Se trata de un modelo que se basa en la irresponsable creencia de que el dinero público no tiene dueño. Se suben impuestos para alimentar una maquinaria burocrática cada vez mayor, pero cuando se necesita un ajuste, la carga siempre recae sobre las empresas, los autónomos, los funcionarios y empleados. Mientras tanto, los gestores del gasto nunca asumen responsabilidades. Si las cosas van mal, la culpa es de la coyuntura internacional, de la oposición o de cualquier otro factor externo, pero nunca de quienes deciden. Y esta mentalidad del derroche no sólo afecta a las cuentas públicas, también tiene consecuencias en el tejido productivo. Cuando se incentiva un modelo basado en subsidios y ayudas indiscriminadas, se desincentiva la inversión privada y la creación de empleo. En lugar de promover una economía competitiva y sostenible, se fomenta la dependencia del Estado como único motor de crecimiento. Y esa es la receta perfecta para el estancamiento y la crisis.

 

No niego la extraordinaria importancia del gasto público, ni se trata de recortar servicios esenciales, sino de aplicar un mínimo de equilibrio y sensatez en la gestión de los recursos. La deuda pública es un recurso de política económica basado en la amortización presupuestaria de las grandes infraestructuras en varias anualidades. Así comenzó: como una herramienta razonable, si se usa con criterio. Pero pagar al personal o las políticas asistenciales con cargo a la deuda es lisa y llanamente un suicidio. Un gobierno responsable no es el que gasta más, sino el que administra lo que tiene, protegiendo el futuro.

 

Ismael Clemente, consejero delegado de Merlin Properties, una de las grandes inmobiliarias, insistió ayer en la tesis de que el crecimiento económico de España no es saludable.
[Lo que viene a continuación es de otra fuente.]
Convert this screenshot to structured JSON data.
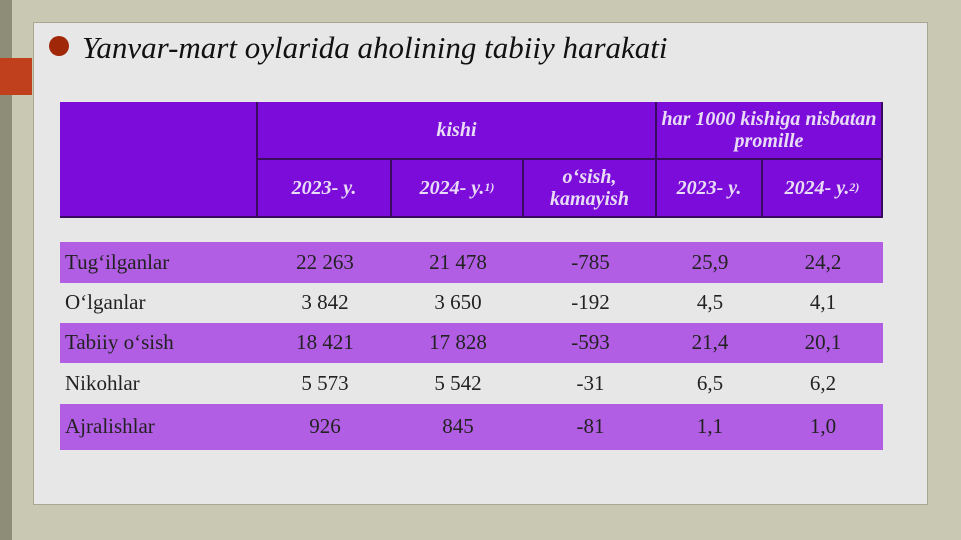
{
  "title": "Yanvar-mart oylarida aholining tabiiy harakati",
  "table": {
    "group_headers": [
      "kishi",
      "har 1000 kishiga nisbatan promille"
    ],
    "sub_headers": [
      {
        "text": "2023- y."
      },
      {
        "text": "2024- y.",
        "note": "1)"
      },
      {
        "text": "o‘sish, kamayish"
      },
      {
        "text": "2023- y."
      },
      {
        "text": "2024- y.",
        "note": "2)"
      }
    ],
    "rows": [
      [
        "Tug‘ilganlar",
        "22 263",
        "21 478",
        "-785",
        "25,9",
        "24,2"
      ],
      [
        "O‘lganlar",
        "3 842",
        "3 650",
        "-192",
        "4,5",
        "4,1"
      ],
      [
        "Tabiiy o‘sish",
        "18 421",
        "17 828",
        "-593",
        "21,4",
        "20,1"
      ],
      [
        "Nikohlar",
        "5 573",
        "5 542",
        "-31",
        "6,5",
        "6,2"
      ],
      [
        "Ajralishlar",
        "926",
        "845",
        "-81",
        "1,1",
        "1,0"
      ]
    ]
  }
}
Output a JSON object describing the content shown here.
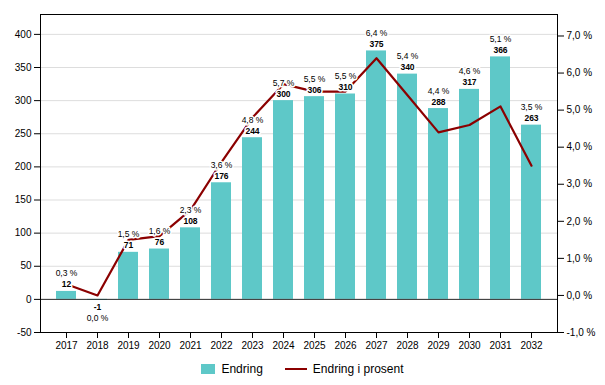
{
  "chart_data": {
    "type": "bar",
    "categories": [
      "2017",
      "2018",
      "2019",
      "2020",
      "2021",
      "2022",
      "2023",
      "2024",
      "2025",
      "2026",
      "2027",
      "2028",
      "2029",
      "2030",
      "2031",
      "2032"
    ],
    "series": [
      {
        "name": "Endring",
        "type": "bar",
        "color": "#5ec8c8",
        "values": [
          12,
          -1,
          71,
          76,
          108,
          176,
          244,
          300,
          306,
          310,
          375,
          340,
          288,
          317,
          366,
          263
        ]
      },
      {
        "name": "Endring i prosent",
        "type": "line",
        "color": "#8b0000",
        "axis": "y2",
        "values": [
          0.3,
          0.0,
          1.5,
          1.6,
          2.3,
          3.6,
          4.8,
          5.7,
          5.5,
          5.5,
          6.4,
          5.4,
          4.4,
          4.6,
          5.1,
          3.5
        ],
        "value_labels": [
          "0,3 %",
          "0,0 %",
          "1,5 %",
          "1,6 %",
          "2,3 %",
          "3,6 %",
          "4,8 %",
          "5,7 %",
          "5,5 %",
          "5,5 %",
          "6,4 %",
          "5,4 %",
          "4,4 %",
          "4,6 %",
          "5,1 %",
          "3,5 %"
        ]
      }
    ],
    "ylim": [
      -50,
      430
    ],
    "yticks": [
      -50,
      0,
      50,
      100,
      150,
      200,
      250,
      300,
      350,
      400
    ],
    "y2lim": [
      -1.0,
      7.58
    ],
    "y2ticks": [
      {
        "value": -1.0,
        "label": "-1,0 %"
      },
      {
        "value": 0.0,
        "label": "0,0 %"
      },
      {
        "value": 1.0,
        "label": "1,0 %"
      },
      {
        "value": 2.0,
        "label": "2,0 %"
      },
      {
        "value": 3.0,
        "label": "3,0 %"
      },
      {
        "value": 4.0,
        "label": "4,0 %"
      },
      {
        "value": 5.0,
        "label": "5,0 %"
      },
      {
        "value": 6.0,
        "label": "6,0 %"
      },
      {
        "value": 7.0,
        "label": "7,0 %"
      }
    ],
    "grid": true,
    "data_labels": true,
    "legend": "bottom"
  }
}
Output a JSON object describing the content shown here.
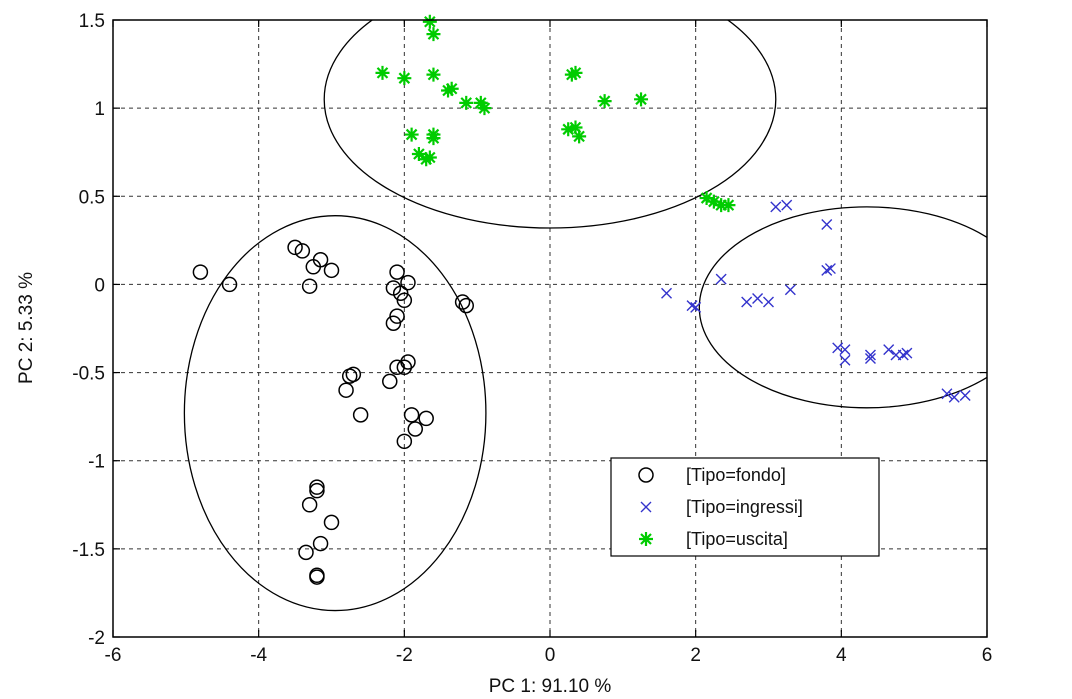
{
  "chart_data": {
    "type": "scatter",
    "title": "",
    "xlabel": "PC 1: 91.10 %",
    "ylabel": "PC 2: 5.33 %",
    "xlim": [
      -6,
      6
    ],
    "ylim": [
      -2,
      1.5
    ],
    "xticks": [
      -6,
      -4,
      -2,
      0,
      2,
      4,
      6
    ],
    "yticks": [
      -2,
      -1.5,
      -1,
      -0.5,
      0,
      0.5,
      1,
      1.5
    ],
    "xtick_labels": [
      "-6",
      "-4",
      "-2",
      "0",
      "2",
      "4",
      "6"
    ],
    "ytick_labels": [
      "-2",
      "-1.5",
      "-1",
      "-0.5",
      "0",
      "0.5",
      "1",
      "1.5"
    ],
    "grid": true,
    "legend_position": "lower-right",
    "series": [
      {
        "name": "[Tipo=fondo]",
        "marker": "circle",
        "color": "#000000",
        "points": [
          [
            -4.8,
            0.07
          ],
          [
            -4.4,
            0.0
          ],
          [
            -3.5,
            0.21
          ],
          [
            -3.4,
            0.19
          ],
          [
            -3.3,
            -0.01
          ],
          [
            -3.25,
            0.1
          ],
          [
            -3.15,
            0.14
          ],
          [
            -3.0,
            0.08
          ],
          [
            -2.1,
            0.07
          ],
          [
            -2.15,
            -0.02
          ],
          [
            -2.05,
            -0.05
          ],
          [
            -1.95,
            0.01
          ],
          [
            -2.0,
            -0.09
          ],
          [
            -2.1,
            -0.18
          ],
          [
            -2.15,
            -0.22
          ],
          [
            -1.2,
            -0.1
          ],
          [
            -1.15,
            -0.12
          ],
          [
            -2.7,
            -0.51
          ],
          [
            -2.75,
            -0.52
          ],
          [
            -2.8,
            -0.6
          ],
          [
            -2.6,
            -0.74
          ],
          [
            -2.2,
            -0.55
          ],
          [
            -2.1,
            -0.47
          ],
          [
            -2.0,
            -0.47
          ],
          [
            -1.95,
            -0.44
          ],
          [
            -1.9,
            -0.74
          ],
          [
            -1.85,
            -0.82
          ],
          [
            -1.7,
            -0.76
          ],
          [
            -2.0,
            -0.89
          ],
          [
            -3.2,
            -1.15
          ],
          [
            -3.2,
            -1.17
          ],
          [
            -3.3,
            -1.25
          ],
          [
            -3.0,
            -1.35
          ],
          [
            -3.15,
            -1.47
          ],
          [
            -3.35,
            -1.52
          ],
          [
            -3.2,
            -1.65
          ],
          [
            -3.2,
            -1.66
          ]
        ]
      },
      {
        "name": "[Tipo=ingressi]",
        "marker": "x",
        "color": "#3333cc",
        "points": [
          [
            1.6,
            -0.05
          ],
          [
            1.95,
            -0.12
          ],
          [
            2.0,
            -0.13
          ],
          [
            2.35,
            0.03
          ],
          [
            2.7,
            -0.1
          ],
          [
            2.85,
            -0.08
          ],
          [
            3.0,
            -0.1
          ],
          [
            3.1,
            0.44
          ],
          [
            3.25,
            0.45
          ],
          [
            3.3,
            -0.03
          ],
          [
            3.8,
            0.34
          ],
          [
            3.8,
            0.08
          ],
          [
            3.85,
            0.09
          ],
          [
            3.95,
            -0.36
          ],
          [
            4.05,
            -0.43
          ],
          [
            4.05,
            -0.37
          ],
          [
            4.4,
            -0.42
          ],
          [
            4.4,
            -0.4
          ],
          [
            4.65,
            -0.37
          ],
          [
            4.75,
            -0.4
          ],
          [
            4.85,
            -0.4
          ],
          [
            4.9,
            -0.39
          ],
          [
            5.45,
            -0.62
          ],
          [
            5.55,
            -0.64
          ],
          [
            5.7,
            -0.63
          ]
        ]
      },
      {
        "name": "[Tipo=uscita]",
        "marker": "star",
        "color": "#00cc00",
        "points": [
          [
            -1.65,
            1.49
          ],
          [
            -1.6,
            1.42
          ],
          [
            -2.3,
            1.2
          ],
          [
            -2.0,
            1.17
          ],
          [
            -1.6,
            1.19
          ],
          [
            -1.4,
            1.1
          ],
          [
            -1.35,
            1.11
          ],
          [
            -1.15,
            1.03
          ],
          [
            -0.95,
            1.03
          ],
          [
            -0.9,
            1.0
          ],
          [
            -1.9,
            0.85
          ],
          [
            -1.6,
            0.85
          ],
          [
            -1.6,
            0.83
          ],
          [
            -1.8,
            0.74
          ],
          [
            -1.7,
            0.71
          ],
          [
            -1.65,
            0.72
          ],
          [
            0.3,
            1.19
          ],
          [
            0.35,
            1.2
          ],
          [
            0.75,
            1.04
          ],
          [
            1.25,
            1.05
          ],
          [
            0.25,
            0.88
          ],
          [
            0.35,
            0.89
          ],
          [
            0.4,
            0.84
          ],
          [
            2.15,
            0.49
          ],
          [
            2.25,
            0.47
          ],
          [
            2.35,
            0.45
          ],
          [
            2.45,
            0.45
          ]
        ]
      }
    ],
    "ellipses": [
      {
        "cx": 0.0,
        "cy": 1.05,
        "rx": 3.1,
        "ry": 0.73
      },
      {
        "cx": -2.95,
        "cy": -0.73,
        "rx": 2.07,
        "ry": 1.12
      },
      {
        "cx": 4.35,
        "cy": -0.13,
        "rx": 2.3,
        "ry": 0.57
      }
    ]
  }
}
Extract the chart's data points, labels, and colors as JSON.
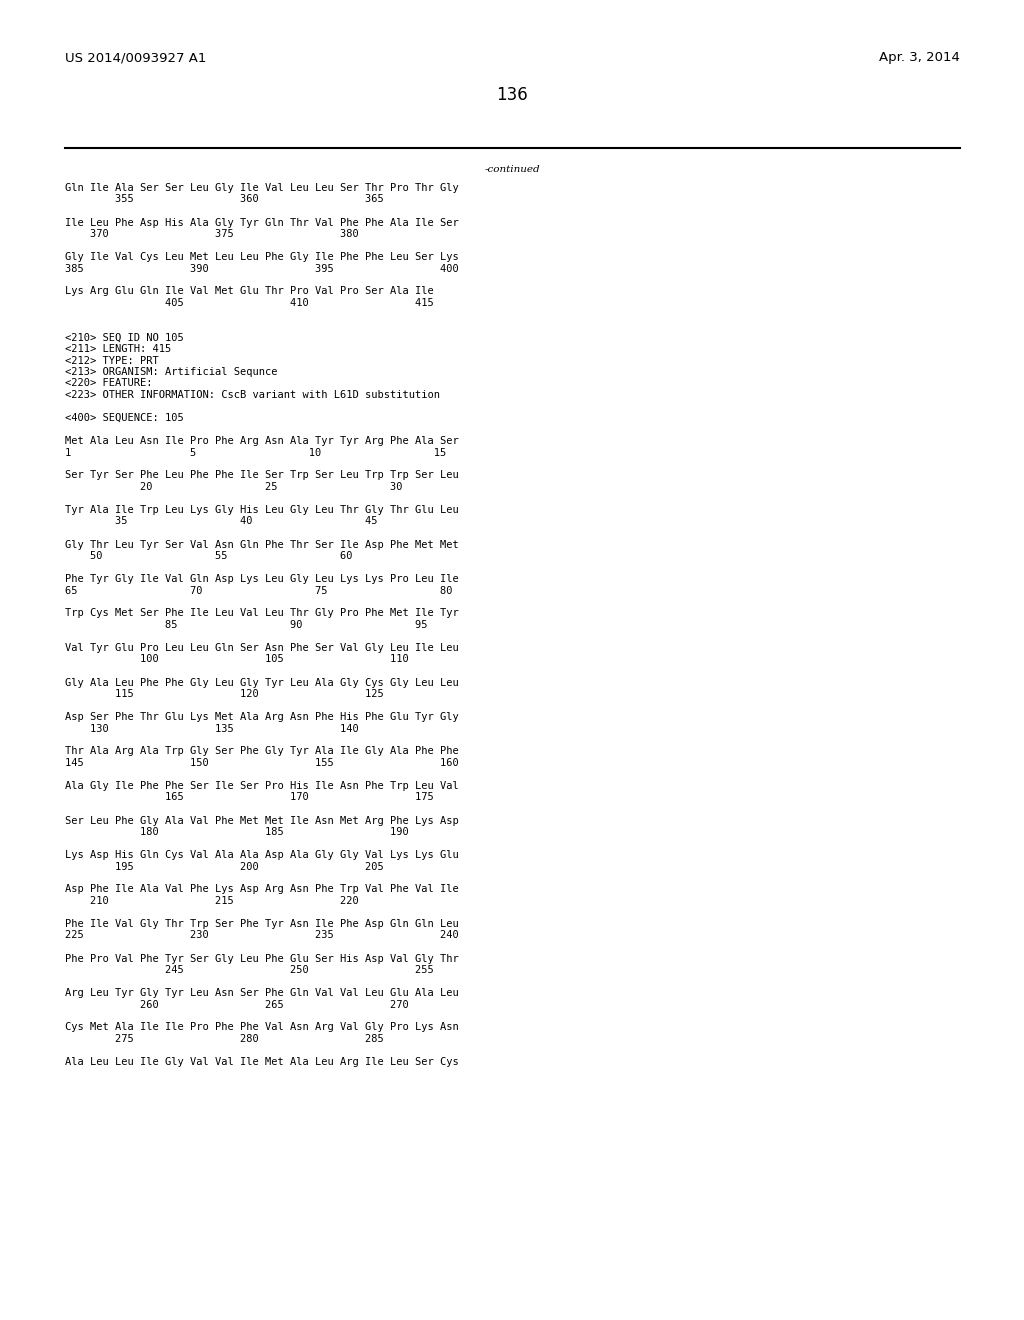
{
  "background_color": "#ffffff",
  "header_left": "US 2014/0093927 A1",
  "header_right": "Apr. 3, 2014",
  "page_number": "136",
  "continued_text": "-continued",
  "font_size": 7.5,
  "header_font_size": 9.5,
  "page_num_font_size": 12,
  "content": [
    "Gln Ile Ala Ser Ser Leu Gly Ile Val Leu Leu Ser Thr Pro Thr Gly",
    "        355                 360                 365",
    "",
    "Ile Leu Phe Asp His Ala Gly Tyr Gln Thr Val Phe Phe Ala Ile Ser",
    "    370                 375                 380",
    "",
    "Gly Ile Val Cys Leu Met Leu Leu Phe Gly Ile Phe Phe Leu Ser Lys",
    "385                 390                 395                 400",
    "",
    "Lys Arg Glu Gln Ile Val Met Glu Thr Pro Val Pro Ser Ala Ile",
    "                405                 410                 415",
    "",
    "",
    "<210> SEQ ID NO 105",
    "<211> LENGTH: 415",
    "<212> TYPE: PRT",
    "<213> ORGANISM: Artificial Sequnce",
    "<220> FEATURE:",
    "<223> OTHER INFORMATION: CscB variant with L61D substitution",
    "",
    "<400> SEQUENCE: 105",
    "",
    "Met Ala Leu Asn Ile Pro Phe Arg Asn Ala Tyr Tyr Arg Phe Ala Ser",
    "1                   5                  10                  15",
    "",
    "Ser Tyr Ser Phe Leu Phe Phe Ile Ser Trp Ser Leu Trp Trp Ser Leu",
    "            20                  25                  30",
    "",
    "Tyr Ala Ile Trp Leu Lys Gly His Leu Gly Leu Thr Gly Thr Glu Leu",
    "        35                  40                  45",
    "",
    "Gly Thr Leu Tyr Ser Val Asn Gln Phe Thr Ser Ile Asp Phe Met Met",
    "    50                  55                  60",
    "",
    "Phe Tyr Gly Ile Val Gln Asp Lys Leu Gly Leu Lys Lys Pro Leu Ile",
    "65                  70                  75                  80",
    "",
    "Trp Cys Met Ser Phe Ile Leu Val Leu Thr Gly Pro Phe Met Ile Tyr",
    "                85                  90                  95",
    "",
    "Val Tyr Glu Pro Leu Leu Gln Ser Asn Phe Ser Val Gly Leu Ile Leu",
    "            100                 105                 110",
    "",
    "Gly Ala Leu Phe Phe Gly Leu Gly Tyr Leu Ala Gly Cys Gly Leu Leu",
    "        115                 120                 125",
    "",
    "Asp Ser Phe Thr Glu Lys Met Ala Arg Asn Phe His Phe Glu Tyr Gly",
    "    130                 135                 140",
    "",
    "Thr Ala Arg Ala Trp Gly Ser Phe Gly Tyr Ala Ile Gly Ala Phe Phe",
    "145                 150                 155                 160",
    "",
    "Ala Gly Ile Phe Phe Ser Ile Ser Pro His Ile Asn Phe Trp Leu Val",
    "                165                 170                 175",
    "",
    "Ser Leu Phe Gly Ala Val Phe Met Met Ile Asn Met Arg Phe Lys Asp",
    "            180                 185                 190",
    "",
    "Lys Asp His Gln Cys Val Ala Ala Asp Ala Gly Gly Val Lys Lys Glu",
    "        195                 200                 205",
    "",
    "Asp Phe Ile Ala Val Phe Lys Asp Arg Asn Phe Trp Val Phe Val Ile",
    "    210                 215                 220",
    "",
    "Phe Ile Val Gly Thr Trp Ser Phe Tyr Asn Ile Phe Asp Gln Gln Leu",
    "225                 230                 235                 240",
    "",
    "Phe Pro Val Phe Tyr Ser Gly Leu Phe Glu Ser His Asp Val Gly Thr",
    "                245                 250                 255",
    "",
    "Arg Leu Tyr Gly Tyr Leu Asn Ser Phe Gln Val Val Leu Glu Ala Leu",
    "            260                 265                 270",
    "",
    "Cys Met Ala Ile Ile Pro Phe Phe Val Asn Arg Val Gly Pro Lys Asn",
    "        275                 280                 285",
    "",
    "Ala Leu Leu Ile Gly Val Val Ile Met Ala Leu Arg Ile Leu Ser Cys"
  ]
}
Y no lo es porque se basa en un gasto público superior a los ingresos nacionales, y eso produce deuda y déficit. “Crecer a un tres por ciento con un déficit público del cuatro por ciento del PIB no es sostenible. Se está creciendo a costa de las futuras generaciones”, ha dicho. Ojalá lo diga más gente y el Gobierno escuche y frene. Porque estamos robando a nuestros hijos y nietos, cargando nuestro bienestar inmerecido sobre su futura pobreza inducida. Les robamos el futuro.